19. The adhesive tape according to claim 18, wherein:

the support comprises at least 50% by mass of polypropylene and has a thickness of about 20 μm to 100 μm,

the rubber pressure-sensitive adhesive layer comprises polyisobutylene and has a thickness of about 2 μm to 30 μm, the polyisobutylene having a weight-average molecular weight of about 10×104 to 150×104,

the adhesive strength raising agent has a thickness of about 0.02 μm to 10 μm, a weight-average molecular weight, when calculated as polystyrene, of the acid-modified or chlorinated polyolefin resin is equal to or greater than 3×104 and less than about 20×104 and at least one of the following conditions is satisfied: (i) the chlorinated polyolefin resin has a glass transition temperature above about −5° C. and (ii) the acid-modified polyolefin resin is chlorine-free and has been graft-modified with an α- or β-unsaturated carboxylic acid or an anhydride thereof, and

the tape has an initial high-speed peel strength of about 0.5 to 10 N/25 mm and the initial high-speed peel strength of the tape increases by a factor of at least 2 after subjecting the tape to a temperature of 80° C. for 96 hours.
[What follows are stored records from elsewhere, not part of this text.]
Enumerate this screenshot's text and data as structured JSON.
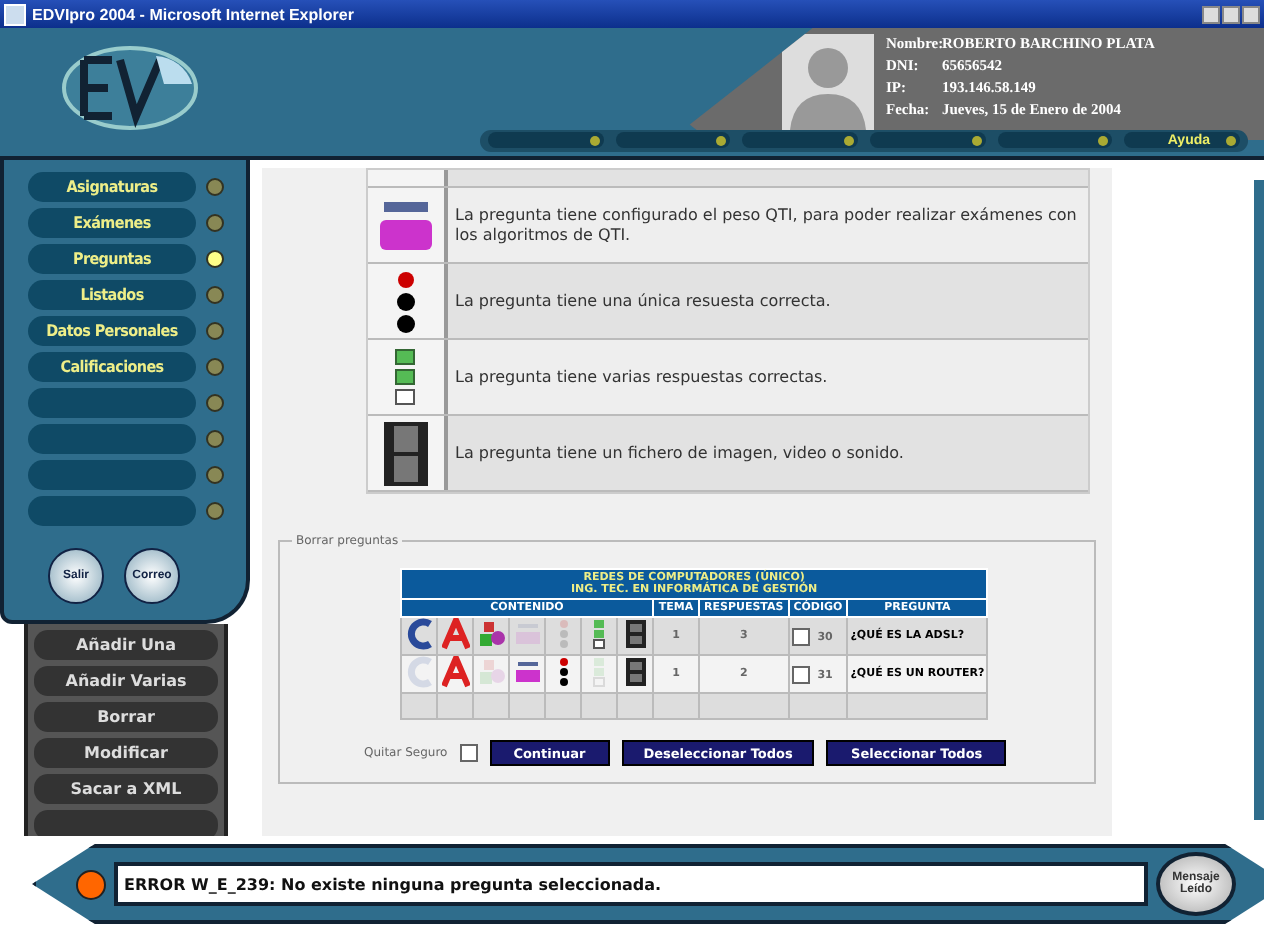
{
  "window": {
    "title": "EDVIpro 2004 - Microsoft Internet Explorer"
  },
  "user": {
    "fields": [
      {
        "label": "Nombre:",
        "value": "ROBERTO BARCHINO PLATA"
      },
      {
        "label": "DNI:",
        "value": "65656542"
      },
      {
        "label": "IP:",
        "value": "193.146.58.149"
      },
      {
        "label": "Fecha:",
        "value": "Jueves, 15 de Enero de 2004"
      }
    ]
  },
  "top_nav": {
    "help": "Ayuda"
  },
  "sidebar": {
    "items": [
      {
        "label": "Asignaturas",
        "selected": false
      },
      {
        "label": "Exámenes",
        "selected": false
      },
      {
        "label": "Preguntas",
        "selected": true
      },
      {
        "label": "Listados",
        "selected": false
      },
      {
        "label": "Datos Personales",
        "selected": false
      },
      {
        "label": "Calificaciones",
        "selected": false
      }
    ],
    "round_buttons": [
      "Salir",
      "Correo"
    ],
    "actions": [
      "Añadir Una",
      "Añadir Varias",
      "Borrar",
      "Modificar",
      "Sacar a XML"
    ]
  },
  "legend": [
    {
      "kind": "qti",
      "text": "La pregunta tiene configurado el peso QTI, para poder realizar exámenes con los algoritmos de QTI."
    },
    {
      "kind": "single",
      "text": "La pregunta tiene una única resuesta correcta."
    },
    {
      "kind": "multi",
      "text": "La pregunta tiene varias respuestas correctas."
    },
    {
      "kind": "media",
      "text": "La pregunta tiene un fichero de imagen, video o sonido."
    }
  ],
  "delete_panel": {
    "legend": "Borrar preguntas",
    "table": {
      "title": [
        "REDES DE COMPUTADORES (ÚNICO)",
        "ING. TEC. EN INFORMÁTICA DE GESTIÓN"
      ],
      "columns": [
        "CONTENIDO",
        "TEMA",
        "RESPUESTAS",
        "CÓDIGO",
        "PREGUNTA"
      ],
      "rows": [
        {
          "icons": [
            {
              "kind": "c",
              "on": true
            },
            {
              "kind": "a",
              "on": true
            },
            {
              "kind": "image",
              "on": true
            },
            {
              "kind": "qti",
              "on": false
            },
            {
              "kind": "single",
              "on": false
            },
            {
              "kind": "multi",
              "on": true
            },
            {
              "kind": "media",
              "on": true
            }
          ],
          "tema": "1",
          "respuestas": "3",
          "checked": false,
          "codigo": "30",
          "pregunta": "¿QUÉ ES LA ADSL?"
        },
        {
          "icons": [
            {
              "kind": "c",
              "on": false
            },
            {
              "kind": "a",
              "on": true
            },
            {
              "kind": "image",
              "on": false
            },
            {
              "kind": "qti",
              "on": true
            },
            {
              "kind": "single",
              "on": true
            },
            {
              "kind": "multi",
              "on": false
            },
            {
              "kind": "media",
              "on": true
            }
          ],
          "tema": "1",
          "respuestas": "2",
          "checked": false,
          "codigo": "31",
          "pregunta": "¿QUÉ ES UN ROUTER?"
        }
      ]
    },
    "safety": {
      "label": "Quitar Seguro",
      "checked": false
    },
    "buttons": [
      "Continuar",
      "Deseleccionar Todos",
      "Seleccionar Todos"
    ]
  },
  "status": {
    "message": "ERROR W_E_239: No existe ninguna pregunta seleccionada.",
    "button": "Mensaje Leído"
  }
}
20. A method for securing an edge portion of a protective sheet, which comprises a pressure-sensitive adhesive layer disposed on a substrate, so as to prevent it from peeling off from a painted surface, comprising:

adhering the pressure-sensitive adhesive layer of the protective sheet to the painted surface, and

adhering the adhesive tape according to claim 19 so as to overlap the edge portion of the protective sheet and the painted surface.